Re-use and recycling of our aid packaging

Morocco


At ShelterBox, we do our best to learn and improve our practices. This helps us be more effective in our support of people after disaster. Part of these improvements includes ensuring we are not adding to the issues faced by people after a disaster. We also need to use our resources effectively and are committed to reducing our carbon footprint and use of plastics. Because of this, the team on our recent Morocco earthquake response explored ways to reduce our environmental impact.

This Earth Day, we share how our aid packaging found a new lease of life in Morocco through re-use and recycling.

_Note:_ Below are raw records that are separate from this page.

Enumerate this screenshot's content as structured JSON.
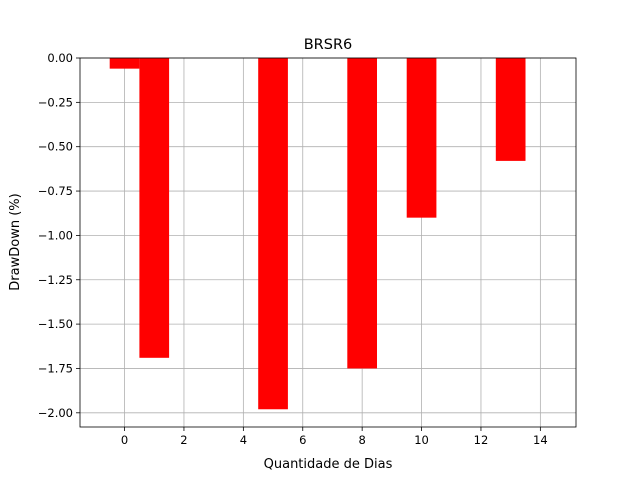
{
  "chart_data": {
    "type": "bar",
    "title": "BRSR6",
    "xlabel": "Quantidade de Dias",
    "ylabel": "DrawDown (%)",
    "xlim": [
      -1.5,
      15.2
    ],
    "ylim": [
      -2.08,
      0.0
    ],
    "xticks": [
      0,
      2,
      4,
      6,
      8,
      10,
      12,
      14
    ],
    "xtick_labels": [
      "0",
      "2",
      "4",
      "6",
      "8",
      "10",
      "12",
      "14"
    ],
    "yticks": [
      0.0,
      -0.25,
      -0.5,
      -0.75,
      -1.0,
      -1.25,
      -1.5,
      -1.75,
      -2.0
    ],
    "ytick_labels": [
      "0.00",
      "−0.25",
      "−0.50",
      "−0.75",
      "−1.00",
      "−1.25",
      "−1.50",
      "−1.75",
      "−2.00"
    ],
    "grid": true,
    "bar_color": "#ff0000",
    "bar_width": 1.0,
    "x": [
      0,
      1,
      5,
      8,
      10,
      13
    ],
    "values": [
      -0.06,
      -1.69,
      -1.98,
      -1.75,
      -0.9,
      -0.58
    ]
  }
}
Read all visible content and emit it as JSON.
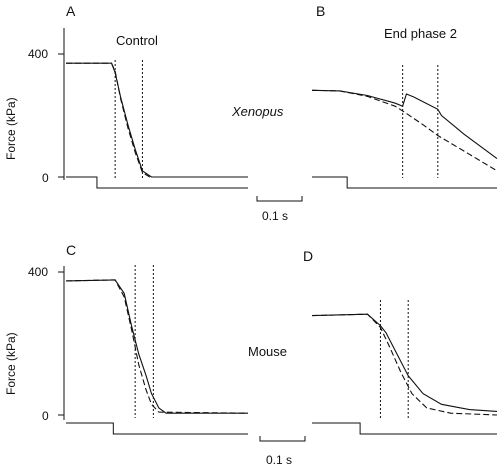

We need our aid items to keep in good condition while in transit. As such, a certain amount of packaging is necessary. This packaging usually includes plastic strapping, plastic bags, and large cardboard boxes. Blankets are wrapped in poly-pro woven sheets. And, of course, there are the wooden pallets on which our aid is transported. With some responses, these items really add up. In Morocco, we had over 330 wooden pallets to find homes in our warehouse in Marrakech! We didn’t want them to enter the waste stream in Morocco. We also didn’t want them to cause issues for the village communities we were supporting.

Our aid materials were prepared for reuse in a warehouse in Marrakech

With some research and thanks to the initiative of one of our partners, Le Foundation Grand Atlas, all these items were put to good use.  This was largely due to the assistance of Habiba Guonaine (pictured at the top of the page) from a newly formed women’s association in Marrakech. Members of the association were extremely helpful in packing our aid items into bags in the Marrakech warehouse. Along with members from the Rotary Club of Majorelle, Marrakech, they ensured our aid was ready for distribution. Afterward, they arranged for the plastics to be taken to a recycling center. Here, they were ground down and made into pellets. The pellets were then used to create new items. This included kitchen utensils, plastic bottles for cleaning supplies, and rubbish bags.

The other items found good uses, too. We could not support everyone affected by the earthquake, but some packaging materials helped others. Along with the plastic materials, fifty pallets and a lot of the cardboard was used to support families in the foothills of the Atlas Mountains. The pallets were used as flooring in shelters. They keep mattresses off cold and muddy ground when it rains and can be used as a base. The cardboard helped insulate the simple, single-walled tents some people had lived in since the earthquake. The blue polypropylene woven sheets were used to patch up shelters. They also helped keep groundwater and mud out of tents.

The wooden pallets our aid was delivered on found new life as a base for mattresses in tents.

Along with the women’s association, The Rotary Club of Majorelle made use of a further 100 pallets. They distributed them to earthquake-affected families. This was alongside mattresses, pillows, blankets, and rugs supplied by the club. The pallets will help keep furniture and bedding off the ground and insulated from the cold.

These simple initiatives not only reduced waste: they also helped to keep families warm and dry at a time of year when temperatures plummet in the mountains, and snowfall is common.